If surrogate rules are present, they are also credited with a portion of the reduction in SSE. The credit is related to the agreement; that is, the fraction of nonmissing observations in which the primary and surrogate splitting rules send to the same children is expressed by

\begin{equation*}  \Delta _\eta = \kappa \left(\mathrm{SSE}_\eta - \sum _\lambda \mathrm{SSE}_\lambda ^\eta \right) \end{equation*}

where $\kappa $ is the agreement,

\begin{equation*}  \kappa _\eta = \sum _ c^\eta \frac{N_{c c}}{N_\eta } \end{equation*}

where c is a child of node $\eta $, $N_\eta $ is the number of nonmissing observations, and $N_{c c}$ is the number of observations that were assigned to c by both the primary rule and the surrogate rule.

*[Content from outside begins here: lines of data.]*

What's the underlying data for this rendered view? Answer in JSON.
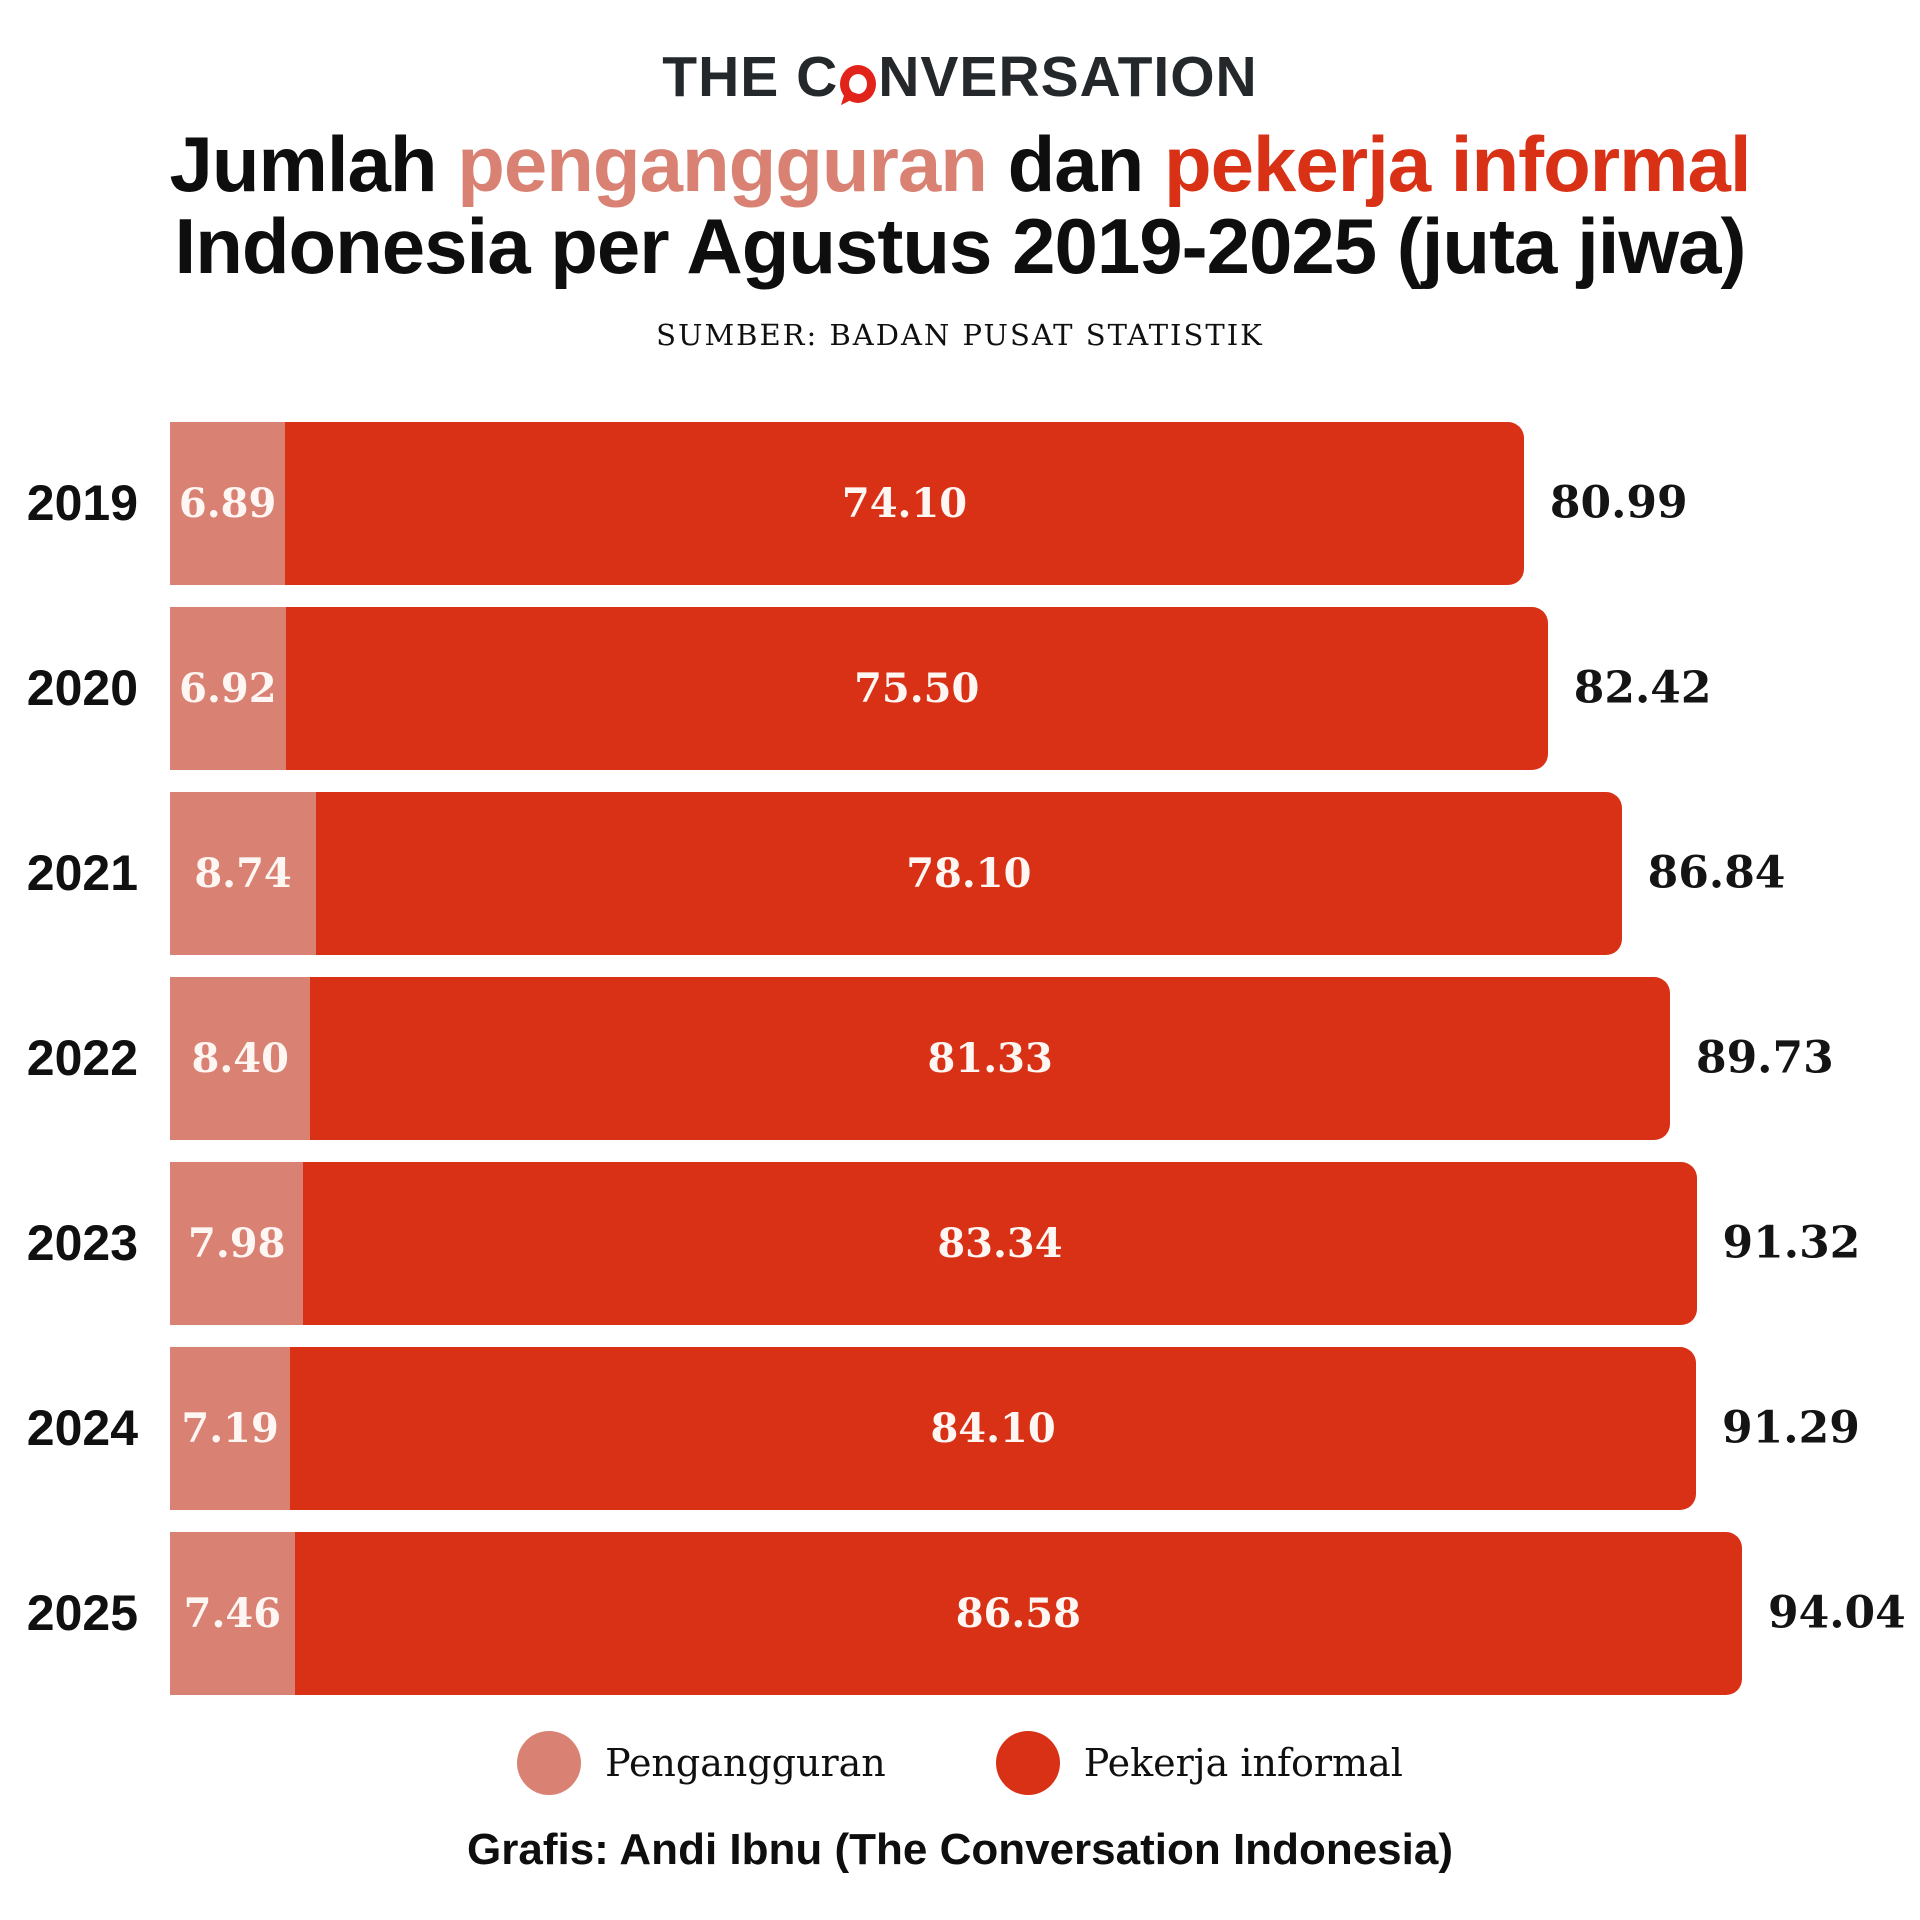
{
  "logo": {
    "left": "THE C",
    "right": "NVERSATION"
  },
  "title": {
    "part1": "Jumlah ",
    "part2": "pengangguran",
    "part3": " dan ",
    "part4": "pekerja informal",
    "line2": "Indonesia per Agustus 2019-2025 (juta jiwa)"
  },
  "colors": {
    "salmon": "#D98273",
    "red": "#D93115",
    "logo_red": "#E2231A"
  },
  "chart_data": {
    "type": "bar",
    "orientation": "horizontal",
    "stacked": true,
    "title": "Jumlah pengangguran dan pekerja informal Indonesia per Agustus 2019-2025 (juta jiwa)",
    "source": "SUMBER: BADAN PUSAT STATISTIK",
    "unit": "juta jiwa",
    "categories": [
      "2019",
      "2020",
      "2021",
      "2022",
      "2023",
      "2024",
      "2025"
    ],
    "series": [
      {
        "name": "Pengangguran",
        "color": "#D98273",
        "values": [
          6.89,
          6.92,
          8.74,
          8.4,
          7.98,
          7.19,
          7.46
        ]
      },
      {
        "name": "Pekerja informal",
        "color": "#D93115",
        "values": [
          74.1,
          75.5,
          78.1,
          81.33,
          83.34,
          84.1,
          86.58
        ]
      }
    ],
    "totals": [
      80.99,
      82.42,
      86.84,
      89.73,
      91.32,
      91.29,
      94.04
    ],
    "xmax": 94.04,
    "grid": false,
    "legend_position": "bottom",
    "value_labels": "inside-segments-and-total-right"
  },
  "footer": {
    "credit": "Grafis: Andi Ibnu (The Conversation Indonesia)"
  }
}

The SSE-based importance is then

\begin{equation*}  \mathrm{SSE} \mathrm{IMPORT}_{\mathrm{variable}} = \sqrt {\sum _\eta ^{\mathrm{variable nodes}} \Delta _\eta } \end{equation*}

The relative importance metric is based on the SSE of each variable. The maximum SSE variable importance is found. Then all the variables are assigned a relative importance, which is simply

\begin{equation*}  \mathrm{IMPORT}_{\mathrm{variable}} = \frac{\mathrm{SSE} \mathrm{IMPORT}_{\mathrm{variable}}}{\mathrm{SSE} \mathrm{IMPORT}_{\mathrm{max}}} \end{equation*}